Google is looking for someone to lead Republican political advertising, according to a recent job posting. The position will lead the sales team managing accounts for GOP campaigns.
This is at least the second role relating to Republican outreach that Google has advertised publicly. While the posting appears to be routine, it comes at a time when the GOP is in power both in the White House and Congress. It would make sense for the company to expand roles aimed at cementing GOP relationships.
In December, Google advertised to fill a manager to handle “conservative outreach,” described in the listing, as “Google’s liaison to conservative, libertarian and free market groups.”
The outreach position was filled by Max Pappas, who had been an aide to Sen. Ted Cruz, according to Politico Pro.
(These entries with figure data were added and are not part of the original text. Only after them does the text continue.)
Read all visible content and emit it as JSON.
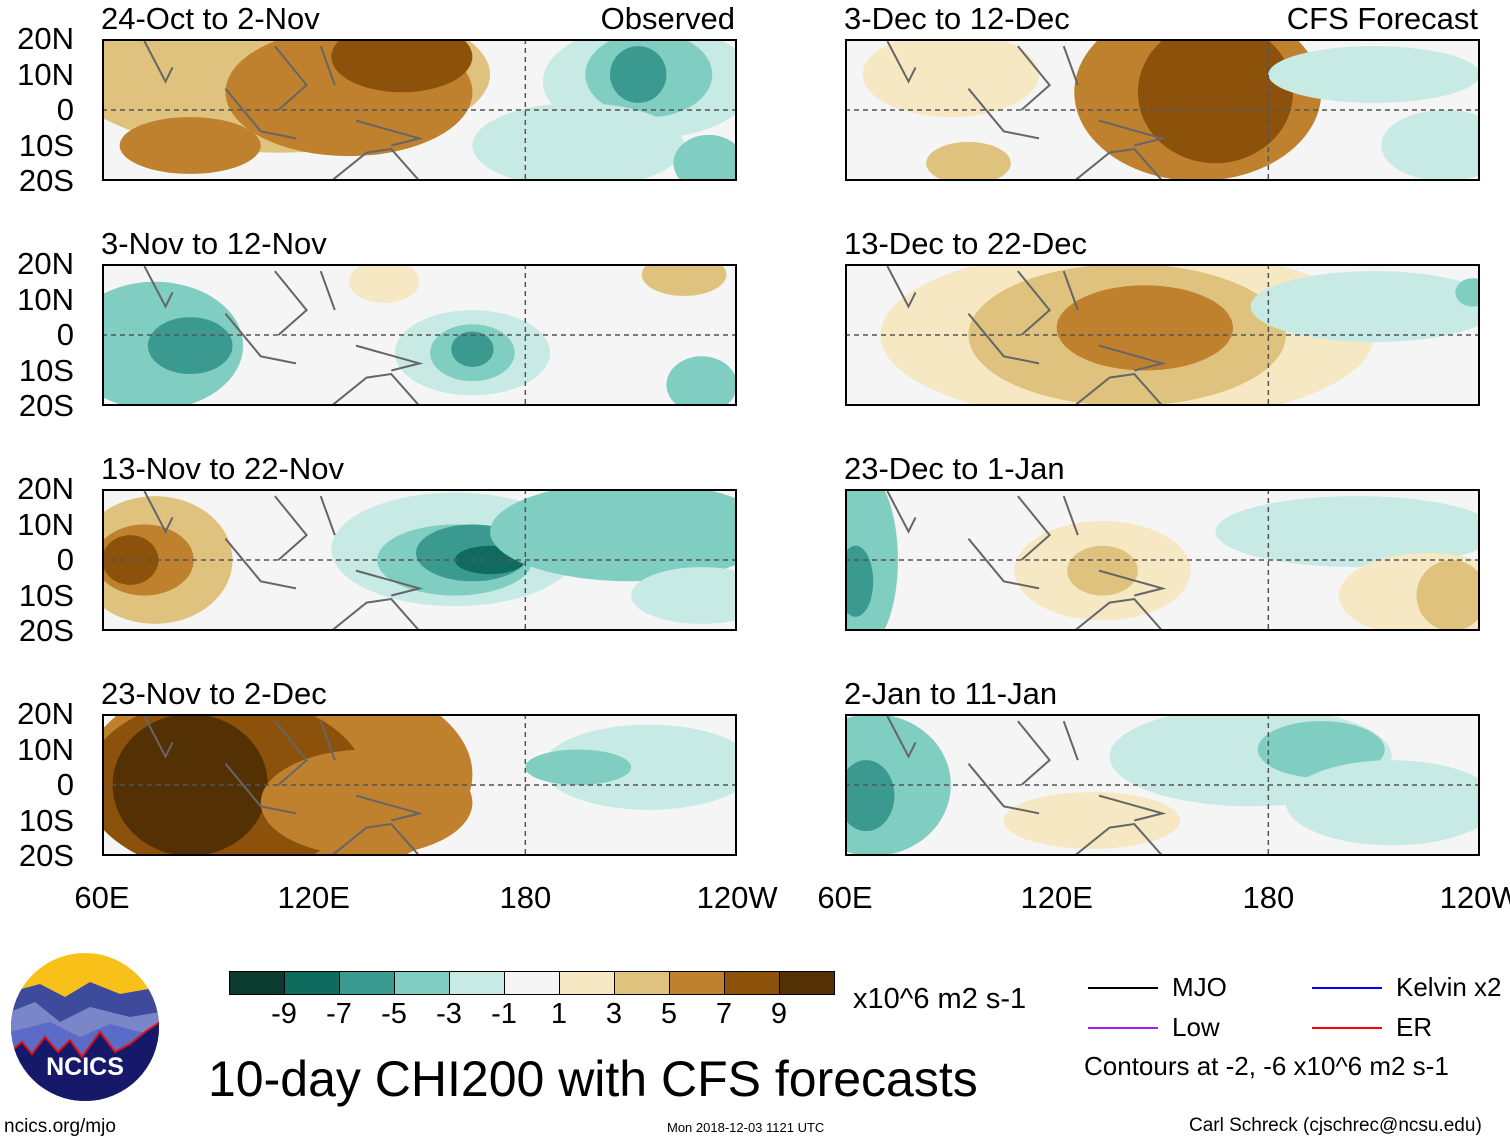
{
  "panels": [
    {
      "title": "24-Oct to 2-Nov",
      "label": "Observed",
      "column": "left",
      "row": 0
    },
    {
      "title": "3-Nov to 12-Nov",
      "column": "left",
      "row": 1
    },
    {
      "title": "13-Nov to 22-Nov",
      "column": "left",
      "row": 2
    },
    {
      "title": "23-Nov to 2-Dec",
      "column": "left",
      "row": 3
    },
    {
      "title": "3-Dec to 12-Dec",
      "label": "CFS Forecast",
      "column": "right",
      "row": 0
    },
    {
      "title": "13-Dec to 22-Dec",
      "column": "right",
      "row": 1
    },
    {
      "title": "23-Dec to 1-Jan",
      "column": "right",
      "row": 2
    },
    {
      "title": "2-Jan to 11-Jan",
      "column": "right",
      "row": 3
    }
  ],
  "lat_labels": [
    "20N",
    "10N",
    "0",
    "10S",
    "20S"
  ],
  "lon_labels": [
    "60E",
    "120E",
    "180",
    "120W"
  ],
  "colorbar": {
    "colors": [
      "#0b3b2e",
      "#0e6b5e",
      "#3a9a90",
      "#80cdc1",
      "#c7eae5",
      "#f5f5f5",
      "#f6e8c3",
      "#dfc27d",
      "#bf812d",
      "#8c510a",
      "#543005"
    ],
    "ticks": [
      "-9",
      "-7",
      "-5",
      "-3",
      "-1",
      "1",
      "3",
      "5",
      "7",
      "9"
    ],
    "units": "x10^6 m2 s-1"
  },
  "legend": {
    "items": [
      {
        "label": "MJO",
        "color": "#000000"
      },
      {
        "label": "Kelvin x2",
        "color": "#0000ff"
      },
      {
        "label": "Low",
        "color": "#a020f0"
      },
      {
        "label": "ER",
        "color": "#ff0000"
      }
    ],
    "contours": "Contours at -2, -6 x10^6 m2 s-1"
  },
  "title": "10-day CHI200 with CFS forecasts",
  "logo_text": "NCICS",
  "footer": {
    "url": "ncics.org/mjo",
    "timestamp": "Mon 2018-12-03 1121 UTC",
    "author": "Carl Schreck (cjschrec@ncsu.edu)"
  }
}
Lee Carosi Dunn, who previously served as head of election sales, now heads White House outreach, according to the story.
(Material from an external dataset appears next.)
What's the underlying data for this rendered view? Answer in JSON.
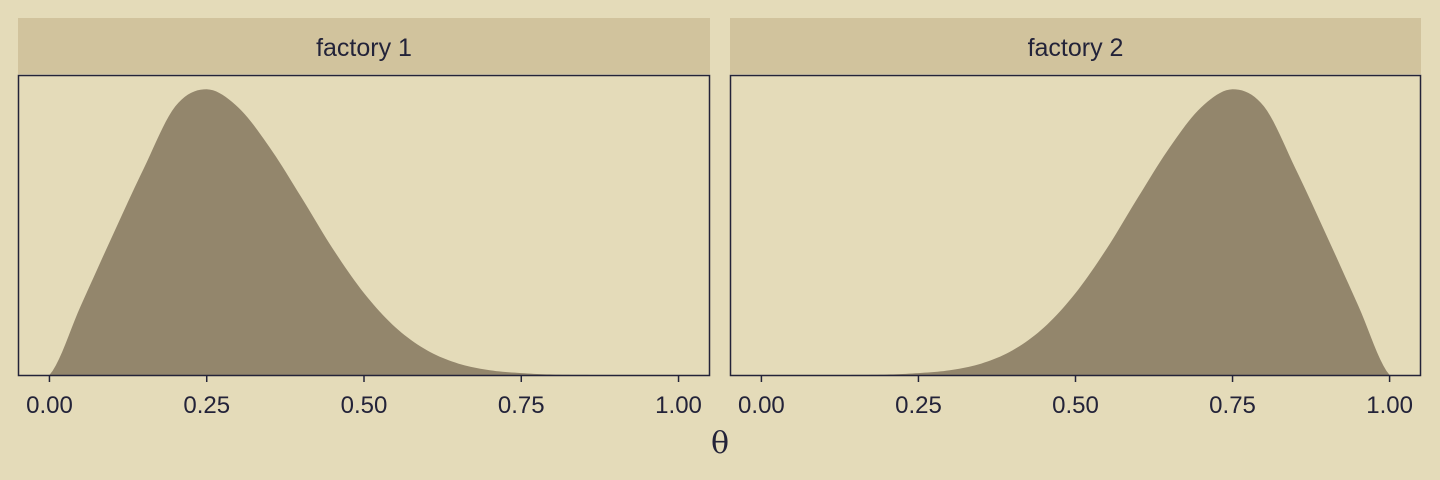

Bloomberg reported the outreach job was not new, and that the previous policy specialist in the role had worked on Mitt Romney’s 2012 campaign for president. Still, the listing gained attention for having been posted in the wake of President Donald Trump’s election. Google had a cozy relationship with the White House during the presidency of Barack Obama.
Google has tried to forge a relationship with Trump since the election, but has also openly opposed his policies.
Shortly before President Donald Trump’s inauguration, Alphabet chairman and former CEO of Google Eric Schmidt reportedly met privately at Trump Tower in New York with White House adviser and son-in-law to the president, Jared Kushner.
In the case of the recently advertised Washington D.C.-based job, Google is looking for someone well connected. The ideal candidate should “have a wealth of experience with Republican campaigns and have strong relationships with GOP campaign managers, pollsters and general consultants.”
Google declined to comment for this story.
This story has been updated to include additional details about recent hires at Google.